How would you describe your time at the Institute of Child Development?

ICD is a rich scientific environment because so many developmentalists are all together in the same building. I didn’t fully appreciate how rare and valuable that kind of intellectual synergy is until after I had left ICD.

What is something you learned during your time at ICD that you still use today?

I learned how to organize a lab, how to design and conduct careful research, and how to be a mentor from my own phenomenal mentor, Megan Gunnar. Having a successful working model to draw on has helped me enormously now that I have my own lab.

If you could have known one thing before beginning your higher education experience, what would it have been?

Your cohort will likely continue to be a key informal support network in academia long after you leave ICD. Peer mentors are critical at every career stage, and I still rely on the expertise, good judgment, and friendship of fellow ICD grads.

What inspires you to continue your work and research?

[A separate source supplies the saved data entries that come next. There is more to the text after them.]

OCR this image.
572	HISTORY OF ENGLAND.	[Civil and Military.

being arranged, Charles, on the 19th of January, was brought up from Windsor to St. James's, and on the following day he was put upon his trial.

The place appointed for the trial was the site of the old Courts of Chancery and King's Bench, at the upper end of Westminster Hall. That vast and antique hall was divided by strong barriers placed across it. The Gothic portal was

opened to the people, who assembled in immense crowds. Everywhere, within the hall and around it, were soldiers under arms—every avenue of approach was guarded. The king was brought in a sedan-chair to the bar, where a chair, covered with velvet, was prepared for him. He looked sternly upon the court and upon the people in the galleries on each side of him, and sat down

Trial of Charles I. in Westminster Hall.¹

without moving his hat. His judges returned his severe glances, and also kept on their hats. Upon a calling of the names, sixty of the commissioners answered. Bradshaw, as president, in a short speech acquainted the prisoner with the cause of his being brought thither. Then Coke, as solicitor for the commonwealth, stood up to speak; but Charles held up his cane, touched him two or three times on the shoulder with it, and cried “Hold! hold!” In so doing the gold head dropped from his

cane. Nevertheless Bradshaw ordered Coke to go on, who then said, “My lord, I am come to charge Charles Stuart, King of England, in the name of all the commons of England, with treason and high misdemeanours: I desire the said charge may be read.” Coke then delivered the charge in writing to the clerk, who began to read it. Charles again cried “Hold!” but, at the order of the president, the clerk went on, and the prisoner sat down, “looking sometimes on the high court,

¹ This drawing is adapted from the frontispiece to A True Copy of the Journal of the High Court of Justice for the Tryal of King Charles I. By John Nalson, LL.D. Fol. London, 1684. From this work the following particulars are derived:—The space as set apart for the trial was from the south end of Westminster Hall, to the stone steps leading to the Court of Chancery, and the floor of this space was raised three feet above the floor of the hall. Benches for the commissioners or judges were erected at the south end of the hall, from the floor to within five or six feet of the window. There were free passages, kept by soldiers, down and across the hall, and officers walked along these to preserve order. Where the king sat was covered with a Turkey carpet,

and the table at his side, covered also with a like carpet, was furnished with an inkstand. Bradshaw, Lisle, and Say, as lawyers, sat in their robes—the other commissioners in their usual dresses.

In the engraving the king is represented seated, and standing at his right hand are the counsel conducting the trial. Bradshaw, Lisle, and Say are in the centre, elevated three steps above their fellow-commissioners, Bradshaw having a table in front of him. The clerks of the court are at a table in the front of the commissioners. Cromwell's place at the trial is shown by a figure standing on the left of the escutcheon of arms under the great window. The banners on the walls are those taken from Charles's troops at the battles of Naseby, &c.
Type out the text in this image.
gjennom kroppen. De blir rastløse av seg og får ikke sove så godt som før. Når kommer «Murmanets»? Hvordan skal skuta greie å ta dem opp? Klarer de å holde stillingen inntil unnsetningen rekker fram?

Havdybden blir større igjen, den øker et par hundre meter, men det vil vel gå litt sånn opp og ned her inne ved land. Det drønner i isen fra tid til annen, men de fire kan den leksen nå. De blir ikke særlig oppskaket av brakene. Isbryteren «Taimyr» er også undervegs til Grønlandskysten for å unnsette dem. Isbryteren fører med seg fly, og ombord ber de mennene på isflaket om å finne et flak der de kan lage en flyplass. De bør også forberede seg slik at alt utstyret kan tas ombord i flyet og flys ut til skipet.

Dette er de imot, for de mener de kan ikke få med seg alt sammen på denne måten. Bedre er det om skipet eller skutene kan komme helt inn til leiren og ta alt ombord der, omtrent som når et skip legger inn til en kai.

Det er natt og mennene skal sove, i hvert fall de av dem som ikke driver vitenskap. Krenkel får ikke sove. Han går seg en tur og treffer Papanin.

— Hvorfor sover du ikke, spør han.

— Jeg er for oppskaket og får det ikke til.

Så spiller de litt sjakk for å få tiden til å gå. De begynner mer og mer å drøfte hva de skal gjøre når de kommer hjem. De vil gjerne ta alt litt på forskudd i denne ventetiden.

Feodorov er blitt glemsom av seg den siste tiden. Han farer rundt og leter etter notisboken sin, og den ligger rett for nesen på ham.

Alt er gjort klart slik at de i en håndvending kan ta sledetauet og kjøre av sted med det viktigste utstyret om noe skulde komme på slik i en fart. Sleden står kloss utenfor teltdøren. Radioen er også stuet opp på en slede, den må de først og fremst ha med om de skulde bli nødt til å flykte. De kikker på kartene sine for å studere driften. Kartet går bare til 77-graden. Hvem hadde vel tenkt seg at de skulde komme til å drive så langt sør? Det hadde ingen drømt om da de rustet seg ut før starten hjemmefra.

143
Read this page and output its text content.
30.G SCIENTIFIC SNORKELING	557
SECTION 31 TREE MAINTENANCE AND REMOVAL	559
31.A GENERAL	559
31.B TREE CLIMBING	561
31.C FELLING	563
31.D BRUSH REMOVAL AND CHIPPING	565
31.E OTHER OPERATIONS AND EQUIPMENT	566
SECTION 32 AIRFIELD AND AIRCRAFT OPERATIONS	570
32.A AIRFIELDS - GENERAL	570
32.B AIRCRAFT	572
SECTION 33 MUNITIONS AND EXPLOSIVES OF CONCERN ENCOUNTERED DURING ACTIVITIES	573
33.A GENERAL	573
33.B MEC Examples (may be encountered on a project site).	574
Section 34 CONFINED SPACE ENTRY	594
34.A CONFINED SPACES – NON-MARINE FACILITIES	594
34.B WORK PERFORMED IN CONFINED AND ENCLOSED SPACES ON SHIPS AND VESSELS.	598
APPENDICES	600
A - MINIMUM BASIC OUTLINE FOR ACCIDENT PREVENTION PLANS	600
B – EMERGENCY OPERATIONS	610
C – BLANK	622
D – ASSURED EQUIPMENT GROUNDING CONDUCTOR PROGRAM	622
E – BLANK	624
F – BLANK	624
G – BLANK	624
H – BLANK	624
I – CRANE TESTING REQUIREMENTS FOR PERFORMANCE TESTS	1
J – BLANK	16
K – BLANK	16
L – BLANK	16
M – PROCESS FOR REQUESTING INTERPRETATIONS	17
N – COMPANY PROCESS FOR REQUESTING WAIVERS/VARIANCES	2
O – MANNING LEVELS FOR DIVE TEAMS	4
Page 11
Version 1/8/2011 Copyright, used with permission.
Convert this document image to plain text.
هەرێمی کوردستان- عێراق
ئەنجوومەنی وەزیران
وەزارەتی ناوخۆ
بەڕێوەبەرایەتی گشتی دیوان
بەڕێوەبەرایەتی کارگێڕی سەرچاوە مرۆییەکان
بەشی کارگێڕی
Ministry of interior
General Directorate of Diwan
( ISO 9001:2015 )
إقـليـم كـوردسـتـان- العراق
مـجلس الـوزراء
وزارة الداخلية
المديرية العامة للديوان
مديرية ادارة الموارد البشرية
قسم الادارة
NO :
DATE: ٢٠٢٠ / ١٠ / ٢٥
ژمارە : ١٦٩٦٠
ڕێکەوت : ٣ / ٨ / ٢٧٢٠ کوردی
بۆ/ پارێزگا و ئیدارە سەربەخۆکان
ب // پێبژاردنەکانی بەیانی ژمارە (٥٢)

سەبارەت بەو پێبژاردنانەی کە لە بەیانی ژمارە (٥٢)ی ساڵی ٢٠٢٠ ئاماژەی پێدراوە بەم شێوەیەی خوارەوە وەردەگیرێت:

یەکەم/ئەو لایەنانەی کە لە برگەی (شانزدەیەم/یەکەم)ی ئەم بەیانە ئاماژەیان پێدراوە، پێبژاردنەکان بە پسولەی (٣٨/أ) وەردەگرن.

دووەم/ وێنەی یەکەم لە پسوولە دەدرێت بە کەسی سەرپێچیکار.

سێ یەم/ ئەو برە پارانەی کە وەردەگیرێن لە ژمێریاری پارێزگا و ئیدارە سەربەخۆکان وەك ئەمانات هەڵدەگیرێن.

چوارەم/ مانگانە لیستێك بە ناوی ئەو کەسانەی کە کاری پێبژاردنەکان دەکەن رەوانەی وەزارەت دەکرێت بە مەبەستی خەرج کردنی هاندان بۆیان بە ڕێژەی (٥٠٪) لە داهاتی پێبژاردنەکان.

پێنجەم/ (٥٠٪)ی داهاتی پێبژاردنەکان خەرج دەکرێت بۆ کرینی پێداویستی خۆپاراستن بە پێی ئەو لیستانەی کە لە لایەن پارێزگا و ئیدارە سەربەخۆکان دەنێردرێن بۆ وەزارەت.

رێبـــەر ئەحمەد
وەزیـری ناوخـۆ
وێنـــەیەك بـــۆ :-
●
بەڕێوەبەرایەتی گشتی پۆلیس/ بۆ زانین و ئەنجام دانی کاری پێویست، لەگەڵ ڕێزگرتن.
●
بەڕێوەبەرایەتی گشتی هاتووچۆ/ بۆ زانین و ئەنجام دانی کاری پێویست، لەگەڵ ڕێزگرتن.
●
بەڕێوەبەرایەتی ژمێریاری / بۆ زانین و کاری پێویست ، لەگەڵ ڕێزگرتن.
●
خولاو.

I recently got to visit South Africa to set up an EEG lab and train local staff for a research project, which was so exciting. So much developmental research has been conducted with relatively privileged children in the western world—a very unrepresentative sample of the world’s population. I am inspired by the opportunity to contribute to international child development research, especially in low- and middle-income countries. I hope to help make developmental psychology as a discipline more reflective of the global population.

What is a “fun fact” about yourself?

I once was seated next to Cynthia Nixon at a Broadway show.